O Comité Nacional para a Greve, que junta os sindicatos e organizações estudantis mais representativos, exige agora ao Governo a dissolução e a "purga" da polícia.

Esta terça-feira, o Governo esteve reunido com o Comité, mas o diálogo esbarrou num impasse, com os sindicalistas a pedirem uma reunião exclusiva com Duque, sem a presença de patrões ou de líderes de outros grupos.

Após a reunião, o Comité nacional anunciou o agravamento da luta. "Vamos fortalecer e aumentar os protestos", prometeu. "A greve continua", acrescentou , apelando a nova paralisação geral esta quarta-feira.

O Comité quer ainda que o executivo colombiano ponha de lado um pacote financeiro que previa cortes nos impostos aplicados às empresas.
Entre a espada e a parede
As exigências dos manifestantes, para já sem liderança formal apesar do papel assumido pelo  Comité Nacional, não estão sistematizadas e será difícil ao Governo colombiano responder ao estado geral de insatisfação.

Até porque, o partido do presidente iria muito provavelmente retirar-lhe o apoio, caso Duque cedesse na implementação do acordo de paz ou na dissolução da polícia.

O Presidente anunciou no início da semana várias alterações à proposta sobre os impostos
, avaliadas em 930 milhões de dólares, incluindo o regresso de taxas bonificadas para os colombianos mais pobres, que representam 20 por cento da população, e contribuições mínimas dos pensionistas para os cuidados de saúde estatais.

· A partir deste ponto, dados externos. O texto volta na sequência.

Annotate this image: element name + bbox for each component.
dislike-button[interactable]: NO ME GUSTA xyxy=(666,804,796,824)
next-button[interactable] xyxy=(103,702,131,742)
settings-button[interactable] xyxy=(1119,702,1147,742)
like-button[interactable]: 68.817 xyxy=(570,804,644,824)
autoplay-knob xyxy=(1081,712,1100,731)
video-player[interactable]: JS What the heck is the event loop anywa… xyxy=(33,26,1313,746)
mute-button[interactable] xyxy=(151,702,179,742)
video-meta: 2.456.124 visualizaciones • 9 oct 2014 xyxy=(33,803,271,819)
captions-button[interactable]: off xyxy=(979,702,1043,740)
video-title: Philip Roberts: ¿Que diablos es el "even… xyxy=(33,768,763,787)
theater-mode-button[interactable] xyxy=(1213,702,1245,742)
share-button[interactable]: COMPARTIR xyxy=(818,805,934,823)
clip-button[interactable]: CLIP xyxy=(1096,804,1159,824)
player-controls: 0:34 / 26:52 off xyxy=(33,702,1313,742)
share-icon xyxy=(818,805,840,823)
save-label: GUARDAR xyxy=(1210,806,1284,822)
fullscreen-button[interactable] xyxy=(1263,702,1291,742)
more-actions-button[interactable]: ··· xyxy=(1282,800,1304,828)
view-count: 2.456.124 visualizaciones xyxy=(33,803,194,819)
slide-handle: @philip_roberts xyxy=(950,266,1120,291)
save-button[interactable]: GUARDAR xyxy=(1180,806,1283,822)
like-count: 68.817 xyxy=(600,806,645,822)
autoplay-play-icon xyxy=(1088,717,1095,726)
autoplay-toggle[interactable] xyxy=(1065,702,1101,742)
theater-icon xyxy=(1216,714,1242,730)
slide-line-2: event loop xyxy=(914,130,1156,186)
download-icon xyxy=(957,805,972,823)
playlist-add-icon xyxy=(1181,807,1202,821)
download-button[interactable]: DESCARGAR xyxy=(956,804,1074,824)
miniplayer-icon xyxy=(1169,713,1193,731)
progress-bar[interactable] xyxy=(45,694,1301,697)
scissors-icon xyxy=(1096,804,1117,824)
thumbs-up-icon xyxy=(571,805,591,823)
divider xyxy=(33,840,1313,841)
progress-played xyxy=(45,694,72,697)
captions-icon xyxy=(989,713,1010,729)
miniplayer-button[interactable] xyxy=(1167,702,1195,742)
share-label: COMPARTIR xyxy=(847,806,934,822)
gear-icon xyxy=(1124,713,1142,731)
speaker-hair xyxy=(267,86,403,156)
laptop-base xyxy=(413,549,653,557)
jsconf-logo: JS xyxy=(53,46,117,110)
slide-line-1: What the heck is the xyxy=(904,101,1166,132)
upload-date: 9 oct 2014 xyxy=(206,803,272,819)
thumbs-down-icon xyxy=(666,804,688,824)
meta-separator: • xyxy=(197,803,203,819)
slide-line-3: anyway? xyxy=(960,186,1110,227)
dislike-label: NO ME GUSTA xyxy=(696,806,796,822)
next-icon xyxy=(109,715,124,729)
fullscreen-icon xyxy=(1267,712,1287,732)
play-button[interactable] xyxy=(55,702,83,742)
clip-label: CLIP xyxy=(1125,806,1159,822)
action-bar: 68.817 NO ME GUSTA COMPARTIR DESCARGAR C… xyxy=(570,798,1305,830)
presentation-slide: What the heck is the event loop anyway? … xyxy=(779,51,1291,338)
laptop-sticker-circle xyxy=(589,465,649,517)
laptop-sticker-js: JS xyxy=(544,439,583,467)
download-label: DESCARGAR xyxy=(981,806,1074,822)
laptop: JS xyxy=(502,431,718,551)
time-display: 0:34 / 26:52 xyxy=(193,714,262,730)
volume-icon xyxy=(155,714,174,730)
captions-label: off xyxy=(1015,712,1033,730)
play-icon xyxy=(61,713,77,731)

"A nossa responsabilidade é unir a Colômbia", apelou Ivan Duque no domingo, prometendo ainda abrir até março de 2020 vias de diálogo sobre questões sociais, económicas e ambientais. Sugestão rejeitada com escárnio pelos manifestantes.

"Muito pouco, muito tarde", referem os analistas sobre as propostas do Presidente.

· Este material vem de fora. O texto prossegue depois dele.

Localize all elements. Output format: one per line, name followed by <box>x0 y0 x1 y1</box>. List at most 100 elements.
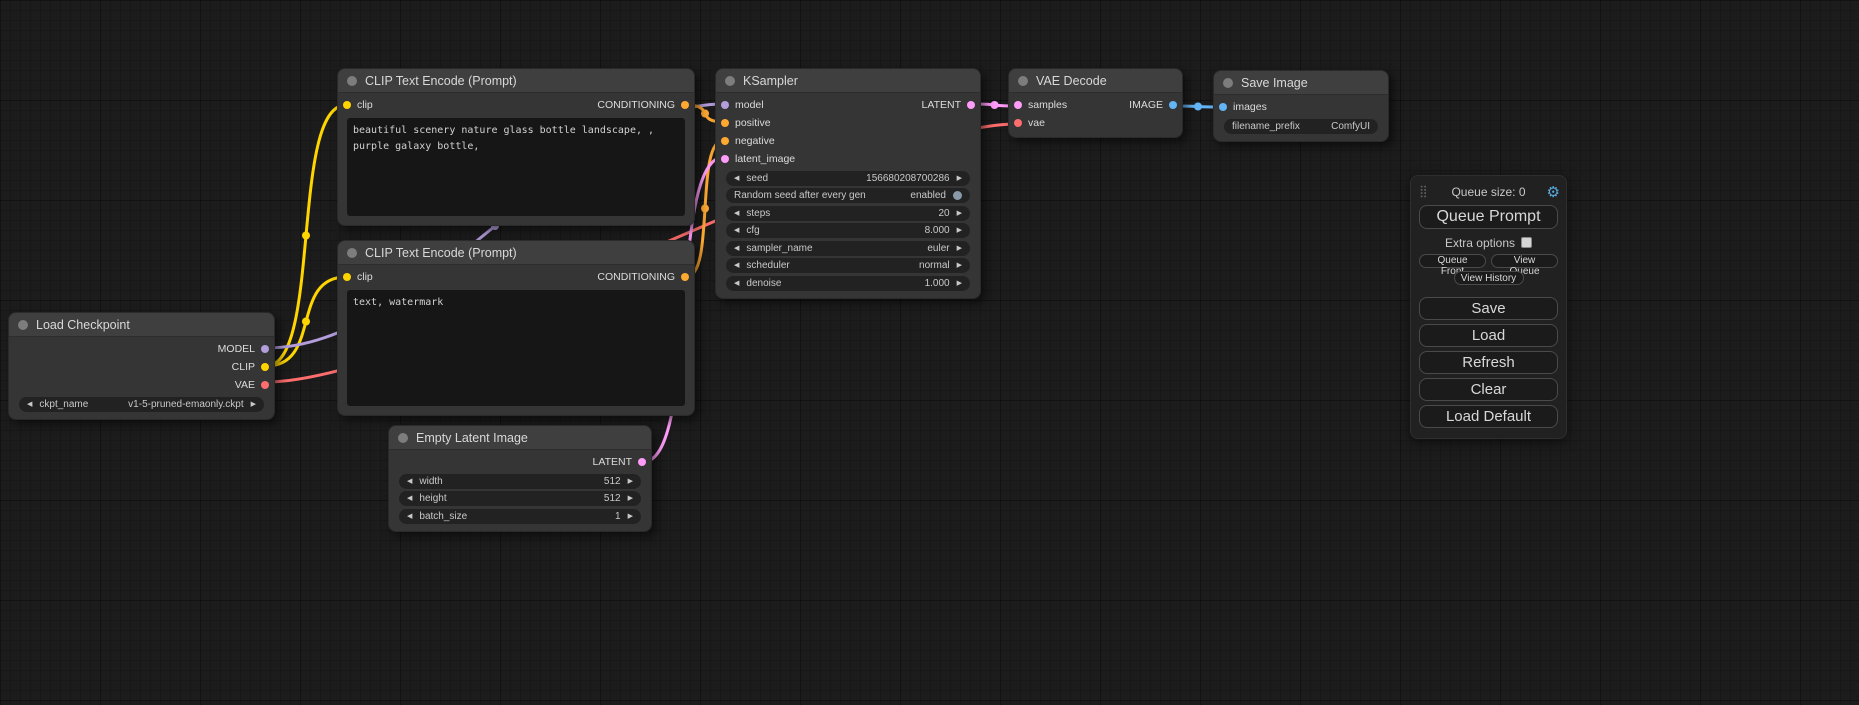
node-load-checkpoint[interactable]: Load Checkpoint MODEL CLIP VAE ◀ ckpt_na… <box>8 312 275 420</box>
conditioning-slot-dot[interactable] <box>681 101 689 109</box>
node-clip-text-encode-negative[interactable]: CLIP Text Encode (Prompt) clip CONDITION… <box>337 240 695 416</box>
output-slot-image[interactable]: IMAGE <box>1129 99 1177 111</box>
widget-scheduler[interactable]: ◀ scheduler normal ▶ <box>726 258 970 273</box>
node-ksampler[interactable]: KSampler model LATENT positive negative <box>715 68 981 299</box>
widget-ckpt-name[interactable]: ◀ ckpt_name v1-5-pruned-emaonly.ckpt ▶ <box>19 397 264 412</box>
widget-seed[interactable]: ◀ seed 156680208700286 ▶ <box>726 171 970 186</box>
widget-sampler-name[interactable]: ◀ sampler_name euler ▶ <box>726 241 970 256</box>
node-vae-decode[interactable]: VAE Decode samples IMAGE vae <box>1008 68 1183 138</box>
save-button[interactable]: Save <box>1419 297 1558 320</box>
next-arrow-icon[interactable]: ▶ <box>957 210 962 217</box>
widget-width[interactable]: ◀ width 512 ▶ <box>399 474 641 489</box>
prev-arrow-icon[interactable]: ◀ <box>734 245 739 252</box>
widget-filename-prefix[interactable]: filename_prefix ComfyUI <box>1224 119 1378 134</box>
output-slot-conditioning[interactable]: CONDITIONING <box>597 99 689 111</box>
prev-arrow-icon[interactable]: ◀ <box>407 495 412 502</box>
input-slot-negative[interactable]: negative <box>721 135 775 147</box>
clip-slot-dot[interactable] <box>343 101 351 109</box>
next-arrow-icon[interactable]: ▶ <box>957 262 962 269</box>
queue-front-button[interactable]: Queue Front <box>1419 254 1486 268</box>
prev-arrow-icon[interactable]: ◀ <box>27 401 32 408</box>
node-title-bar[interactable]: KSampler <box>716 69 980 93</box>
settings-gear-icon[interactable]: ⚙ <box>1547 183 1560 201</box>
view-history-button[interactable]: View History <box>1454 271 1524 285</box>
refresh-button[interactable]: Refresh <box>1419 351 1558 374</box>
prev-arrow-icon[interactable]: ◀ <box>734 175 739 182</box>
latent-slot-dot[interactable] <box>967 101 975 109</box>
node-title-bar[interactable]: Empty Latent Image <box>389 426 651 450</box>
input-slot-images[interactable]: images <box>1219 101 1267 113</box>
output-slot-vae[interactable]: VAE <box>235 379 269 391</box>
latent-slot-dot[interactable] <box>1014 101 1022 109</box>
collapse-dot-icon[interactable] <box>398 433 408 443</box>
output-slot-clip[interactable]: CLIP <box>232 361 269 373</box>
image-slot-dot[interactable] <box>1169 101 1177 109</box>
model-slot-dot[interactable] <box>261 345 269 353</box>
next-arrow-icon[interactable]: ▶ <box>957 175 962 182</box>
toggle-dot-icon[interactable] <box>953 191 962 200</box>
view-queue-button[interactable]: View Queue <box>1491 254 1558 268</box>
next-arrow-icon[interactable]: ▶ <box>628 478 633 485</box>
collapse-dot-icon[interactable] <box>18 320 28 330</box>
input-slot-clip[interactable]: clip <box>343 99 373 111</box>
node-title-bar[interactable]: CLIP Text Encode (Prompt) <box>338 241 694 265</box>
node-save-image[interactable]: Save Image images filename_prefix ComfyU… <box>1213 70 1389 142</box>
widget-batch-size[interactable]: ◀ batch_size 1 ▶ <box>399 509 641 524</box>
clip-slot-dot[interactable] <box>261 363 269 371</box>
drag-handle-icon[interactable]: ⣿ <box>1419 184 1428 198</box>
node-title-bar[interactable]: Save Image <box>1214 71 1388 95</box>
next-arrow-icon[interactable]: ▶ <box>628 495 633 502</box>
widget-denoise[interactable]: ◀ denoise 1.000 ▶ <box>726 276 970 291</box>
prev-arrow-icon[interactable]: ◀ <box>407 478 412 485</box>
node-title-bar[interactable]: VAE Decode <box>1009 69 1182 93</box>
vae-slot-dot[interactable] <box>1014 119 1022 127</box>
next-arrow-icon[interactable]: ▶ <box>628 513 633 520</box>
image-slot-dot[interactable] <box>1219 103 1227 111</box>
model-slot-dot[interactable] <box>721 101 729 109</box>
next-arrow-icon[interactable]: ▶ <box>957 245 962 252</box>
node-title-bar[interactable]: CLIP Text Encode (Prompt) <box>338 69 694 93</box>
load-button[interactable]: Load <box>1419 324 1558 347</box>
collapse-dot-icon[interactable] <box>1223 78 1233 88</box>
extra-options-checkbox[interactable] <box>1521 237 1532 248</box>
node-title-bar[interactable]: Load Checkpoint <box>9 313 274 337</box>
input-slot-samples[interactable]: samples <box>1014 99 1067 111</box>
next-arrow-icon[interactable]: ▶ <box>957 227 962 234</box>
prev-arrow-icon[interactable]: ◀ <box>407 513 412 520</box>
load-default-button[interactable]: Load Default <box>1419 405 1558 428</box>
output-slot-model[interactable]: MODEL <box>218 343 269 355</box>
clear-button[interactable]: Clear <box>1419 378 1558 401</box>
input-slot-vae[interactable]: vae <box>1014 117 1045 129</box>
conditioning-slot-dot[interactable] <box>681 273 689 281</box>
vae-slot-dot[interactable] <box>261 381 269 389</box>
conditioning-slot-dot[interactable] <box>721 119 729 127</box>
collapse-dot-icon[interactable] <box>725 76 735 86</box>
clip-slot-dot[interactable] <box>343 273 351 281</box>
node-empty-latent-image[interactable]: Empty Latent Image LATENT ◀ width 512 ▶ … <box>388 425 652 532</box>
negative-prompt-textarea[interactable]: text, watermark <box>347 290 685 406</box>
latent-slot-dot[interactable] <box>721 155 729 163</box>
prev-arrow-icon[interactable]: ◀ <box>734 210 739 217</box>
queue-prompt-button[interactable]: Queue Prompt <box>1419 205 1558 229</box>
node-clip-text-encode-positive[interactable]: CLIP Text Encode (Prompt) clip CONDITION… <box>337 68 695 226</box>
input-slot-clip[interactable]: clip <box>343 271 373 283</box>
output-slot-latent[interactable]: LATENT <box>922 99 975 111</box>
conditioning-slot-dot[interactable] <box>721 137 729 145</box>
prev-arrow-icon[interactable]: ◀ <box>734 262 739 269</box>
input-slot-positive[interactable]: positive <box>721 117 771 129</box>
prev-arrow-icon[interactable]: ◀ <box>734 280 739 287</box>
output-slot-latent[interactable]: LATENT <box>593 456 646 468</box>
prev-arrow-icon[interactable]: ◀ <box>734 227 739 234</box>
input-slot-model[interactable]: model <box>721 99 764 111</box>
widget-random-seed-toggle[interactable]: Random seed after every gen enabled <box>726 188 970 203</box>
collapse-dot-icon[interactable] <box>1018 76 1028 86</box>
next-arrow-icon[interactable]: ▶ <box>251 401 256 408</box>
widget-cfg[interactable]: ◀ cfg 8.000 ▶ <box>726 223 970 238</box>
input-slot-latent-image[interactable]: latent_image <box>721 153 795 165</box>
positive-prompt-textarea[interactable]: beautiful scenery nature glass bottle la… <box>347 118 685 216</box>
latent-slot-dot[interactable] <box>638 458 646 466</box>
widget-height[interactable]: ◀ height 512 ▶ <box>399 491 641 506</box>
collapse-dot-icon[interactable] <box>347 76 357 86</box>
collapse-dot-icon[interactable] <box>347 248 357 258</box>
output-slot-conditioning[interactable]: CONDITIONING <box>597 271 689 283</box>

"Os manifestantes não querem estar a debater isto até março de acordo com os termos do Governo. Querem um lugar à mesa, querem ser reconhecidos quanto à importância assumida pelo seu movimento e pela significância do seu número", referiu à al Jazeera Sergio Guzman, diretor do Colombia Risk Analysis.

O Presidente "Duque foi muito lento a reconhecer a legitimidade dos protestos, surdo às múltiplas fontes de descontentamento caracteristicas da sociedade colombiana, e rápido a estigmatizar os manifestantes e a afirmar que os protestos são obra de agentes externos", analisa por seu lado Tickner.


Alguns rumores ligaram a eclosão dos protestos à presença de refugiados venezuelanos no país, alguns dos quais estarão  ao serviço do Presidente Nicolás Maduro, com a missão de desestabilizar a Colômbia e abrir caminho a um Governo de esquerda.

Pelo menos 59 venezuelanos já foram expulsos da Colômbia acusados de serem agitadores das manifestações.